Key Support and Resistance Levels
🛡️ Support levels:
$204.33: the day’s low, forming a short-term psychological line of defense;
$200.00: an integer level and a dense institutional positioning zone—an important guard line for bulls;
$185–190: the intersection area of the 200-day moving average and the 2025 Q4 upward platform, serving as the lifeline for medium-term bulls.
🚀 Resistance levels:
$210.00: the Bollinger middle band and the 5-day moving average overlap zone—first resistance for a short-term rebound;
$219.42: the 50-day moving average. If it cannot be effectively broken through, the stock is likely to remain in a range-bound pattern;
$225.00–230.00: a cluster of prior highs and early-June platform resistance;
$236.54: the 52-week high—strong technical resistance.

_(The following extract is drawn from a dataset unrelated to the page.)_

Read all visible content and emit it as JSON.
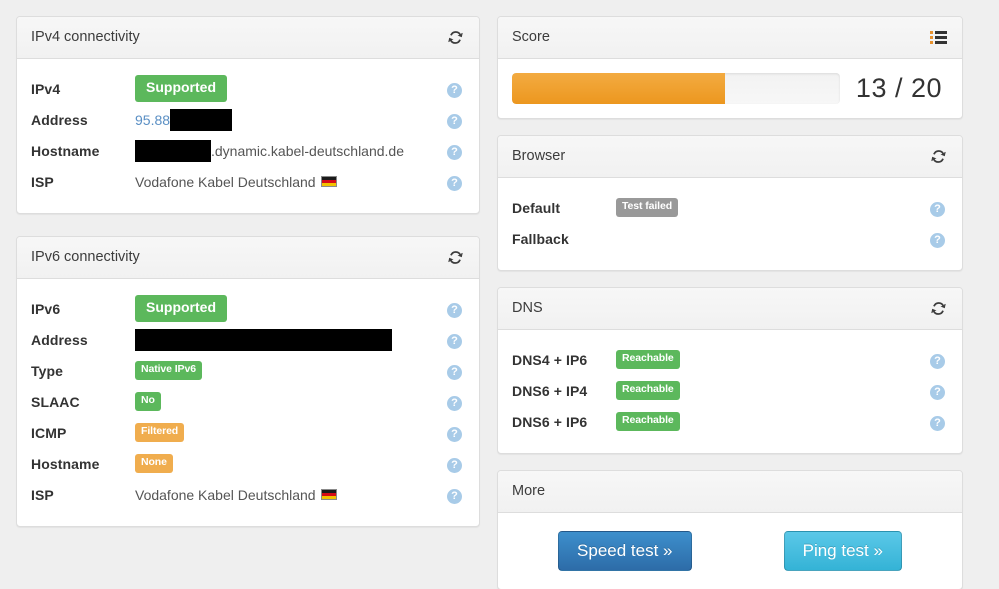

A breakout would restart the upward channel.
Market Outlook
⏱️ Short term (1–2 weeks):
Market attention will focus on the Nvidia Q3 earnings preview to be released on June 10 and the procurement pace for AI servers. If institutions maintain expectations that “Blackwell shipments will exceed expectations,” the stock may stabilize and rebound in the $195–205 range. If the market becomes concerned that AI capital expenditures may slow down, it could test the $185 support.
📆 Medium term (3–6 months):
The key variables are the ramp-up speed of Blackwell chip production and the replacement pace of H100. If data center revenue in Q3–Q4 2026 grows by more than 80% year over year, and the gross margin stays at 75%+ , the valuation framework will shift from “AI concept stocks” to “AI infrastructure monopolist,” with a target price of $270–300.
🔭 Long term (1–3 years):
If Nvidia successfully builds a “chip + software + ecosystem” moat and dominates the three major scenarios of AI inference, edge computing, and robot training, its long-term value could surpass that of traditional technology giants, becoming the only global AI computing infrastructure supplier. The market capitalization could potentially reach $8 trillion–$10 trillion.
Trading Recommendations
⚡ For short-term traders:
Avoid chasing gains above $210. If the price pulls back and stabilizes in the $195–205 range, consider a light long position. Set a stop-loss below $190, targeting $215–225.
📅 For medium-term investors:
The ideal entry zone is $190–200. Accumulate in batches, targeting $250–270. The holding rationale is “rigid demand for AI computing + technological monopoly + high-gross-margin moat.” The suggested holding period is 6–12 months.
Little Fortune’s take is: after waiting so long, Nvidia finally lowered its price—adding positions could be an option. What do you think?